Das Klischee besagt, dass es jungen Menschen auf dem Land schon mal fad werden kann. Vor allem im Sommer, wenn alle Welt in den Urlaub fährt und nur sie im Dorf zurückbleiben. Am Weiher rumhängen? Der wurde bereits als junger Stöpsel bis zum Grund durchtaucht. Den Ball übern Sportplatz dreschen? Mei, da ist irgendwann die Luft raus. Und einfach auch wegfahren? Ja, das wäre was. Wenn einen ein Bus oder so mitnehmen würde. Doch ohne ÖPNV und Führerschein rückt selbst der Nachbarort in weite Ferne.
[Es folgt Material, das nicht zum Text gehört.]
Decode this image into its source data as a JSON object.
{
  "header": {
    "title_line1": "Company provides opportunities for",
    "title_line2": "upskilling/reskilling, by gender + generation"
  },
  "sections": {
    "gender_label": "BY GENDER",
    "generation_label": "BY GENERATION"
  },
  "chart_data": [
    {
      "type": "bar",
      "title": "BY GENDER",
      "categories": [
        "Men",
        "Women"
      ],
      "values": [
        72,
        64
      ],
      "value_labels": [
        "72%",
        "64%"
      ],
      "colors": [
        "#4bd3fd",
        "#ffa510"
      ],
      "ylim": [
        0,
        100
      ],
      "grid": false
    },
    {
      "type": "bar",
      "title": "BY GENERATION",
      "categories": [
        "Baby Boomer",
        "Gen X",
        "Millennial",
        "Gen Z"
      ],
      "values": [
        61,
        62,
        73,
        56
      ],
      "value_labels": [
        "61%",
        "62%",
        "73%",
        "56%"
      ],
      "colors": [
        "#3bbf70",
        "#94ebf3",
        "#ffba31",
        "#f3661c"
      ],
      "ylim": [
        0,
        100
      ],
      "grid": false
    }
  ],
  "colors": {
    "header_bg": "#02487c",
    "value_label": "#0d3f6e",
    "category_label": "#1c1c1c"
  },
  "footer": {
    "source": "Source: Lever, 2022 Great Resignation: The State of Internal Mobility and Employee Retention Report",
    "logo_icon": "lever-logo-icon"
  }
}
Über die Folgen des Zwangsaufenthalts daheim sangen deshalb mal die Bayerwald-Rapper vom Fichtenkartell: „Ich hab kein Auto, ich werd in Zwiesel sterben.“
Wer also dem Tod durch Langeweile entgehen will, muss kreativ werden. Zeit genug ist ja. Und Einfallsreichtum sowie handwerkliche Geduld lassen sich dem jungen Mann kaum absprechen, den neulich eine Polizeistreife in Bad Kötzting (Landkreis Cham) auf seinem Longboard angehalten hat. Normalerweise schiebt man dieses überlange Skateboard mit den Füßen an oder lässt sich vom Gefälle treiben. Insofern war es womöglich etwas auffällig, dass der junge Mann erstens bergauf fuhr und zweitens dies mit gut 30 Kilometern die Stunde.
Bei genauerer Inspektion stellten die Beamten fest, dass am Brett ein Motor verbaut war. Derart frisiert wären knapp 50 Kilometer pro Stunde möglich gewesen, heißt es in einer Meldung. Verkehrsrechtlich hätte daher „der ungefähr 18 Jahre alte Fahrer“ einen Führerschein der Klasse B besitzen müssen. Hatte er aber nicht. Dass die bayerischen Behörden motorisierten Longboards ein Zulassungsverfahren verweigern, erwies sich als mindestens ebenso problematisch – und so gänzlich risikofrei ist das Heizen in Marke Eigenbau eh selten. Den Tuning-Spezialisten erwarten nun mehrere Anzeigen. Als wäre das nicht schlimm genug, muss er auch noch zu Fuß gehen: Das Longboard wurde konfisziert.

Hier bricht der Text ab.